Буриков почтительно распахнул перед ним дверь, но, пропустив посетителя вперед, посмотрел на залоснившуюся спину и презрительно усмехнулся.

Батюшка не знал, куда девать хлебную корочку, — а она мешала и, кроме того, это было непредставительно. Наконец, украдкой сунул ее в карман и, постукивая каблуками, подошел к ближайшей двери. Заглянул в форточку и не сразу разглядел длинное, голое и худое, как скелет, тело, навзничь лежавшее на нарах. Обращенное к потолку темное лицо с яркими белками закатившихся глаз казалось мертвым.

— Это что же такое? — и батюшка взялся правой рукой за свой крест, как будто ограждал себя от каких-то злых сил.

— А это — который не в себе! — почтительно и расторопно объяснил Буриков. — Вроде помешанного.

— Так ведь он мертвый уже! Зачем же тут держите?

— Никак нет. Недавно фельдшер заходил из больницы. Говорит: жив еще. Кончается. Раньше буйствовал очень, а теперь уже затих. Прикажете открыть?

Он сунул уже ключ в замок, но батюшка замахал руками и отступил.

— Нет, нет. Если человек не в себе, то какая же польза? Господь с ним. Не надо…

И, недовольный этой первой неудачей, поспешно перешел в другой конец коридора, мельком взглядывая на чьи-то бледные лица, следившие за ним из темных форточек! В одной форточке заметил седую бороду и приказал:

— Вот тут открой! Побеседую.

Седая борода отпрянула в темноту. Другой, высокий, закутанный бушлатом, беспокойно заворочался в своем углу.

— Почему же так… Днем разве? Сейчас? — прерывающимся шепотом бормотал седой. За спиной черной рясы с серебряным крестом ему почудились палачи.

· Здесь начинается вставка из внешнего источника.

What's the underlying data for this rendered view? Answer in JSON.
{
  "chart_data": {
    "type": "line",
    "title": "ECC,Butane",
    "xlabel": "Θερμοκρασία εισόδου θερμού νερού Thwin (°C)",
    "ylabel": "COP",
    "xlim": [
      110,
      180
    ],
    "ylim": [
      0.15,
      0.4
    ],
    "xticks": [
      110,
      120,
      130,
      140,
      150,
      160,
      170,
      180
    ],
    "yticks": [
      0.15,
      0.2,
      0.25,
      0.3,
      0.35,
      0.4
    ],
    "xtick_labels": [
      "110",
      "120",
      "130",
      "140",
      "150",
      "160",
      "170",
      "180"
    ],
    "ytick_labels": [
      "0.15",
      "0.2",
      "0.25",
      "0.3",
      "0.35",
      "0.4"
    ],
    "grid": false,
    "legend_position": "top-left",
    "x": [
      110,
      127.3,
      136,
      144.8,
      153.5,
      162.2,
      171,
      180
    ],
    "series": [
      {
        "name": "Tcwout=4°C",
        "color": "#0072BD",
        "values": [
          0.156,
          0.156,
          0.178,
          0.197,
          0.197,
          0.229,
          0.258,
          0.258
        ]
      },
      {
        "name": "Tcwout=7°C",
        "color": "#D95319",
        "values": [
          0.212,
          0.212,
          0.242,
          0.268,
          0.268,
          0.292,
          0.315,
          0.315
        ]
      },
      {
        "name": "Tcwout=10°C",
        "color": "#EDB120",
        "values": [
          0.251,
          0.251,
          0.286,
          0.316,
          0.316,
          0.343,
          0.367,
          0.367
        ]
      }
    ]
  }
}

— Побеседовать пришел! — еще раз объяснил батюшка и вошел в камеру. Его глаза не успели еще достаточно примениться к вечному сумраку малого коридора и пытливо скользили по исписанным и исцарапанным стенам, избегая почему-то лиц заключенных. Потом задержались ненадолго на решетчатом окне и сбежали вниз, к нарам. Остановились там на высоком, который лежал, прижавшись к стене.

Батюшка пожевал губами, не зная, с чего начать, и вдруг рассердился. Напал на высокого.

— Ты что же? Разве не видишь духовное лицо? Встать надо бы, я полагаю…

Когда батюшка только что вошел, неловкий и слегка смущенный, он показался и высокому очень страшным, роковым. Но теперь, когда батюшка рассердился, высокий сразу разглядел его мужиковатое лицо, обтянутый рясой круглый животик, измятую шляпу. Ужас пропал, и высокий торопливо поднялся.

Батюшка смерил его глазами, покачал головой и опять потерял нить. Никак не мог придумать, о чем говорить с этими людьми, для которых все земное кончено и которые, хотя говорят, дышат и думают, но в сущности уже такие же мертвецы, каких по временам отпевают там наверху, в тюремной церкви.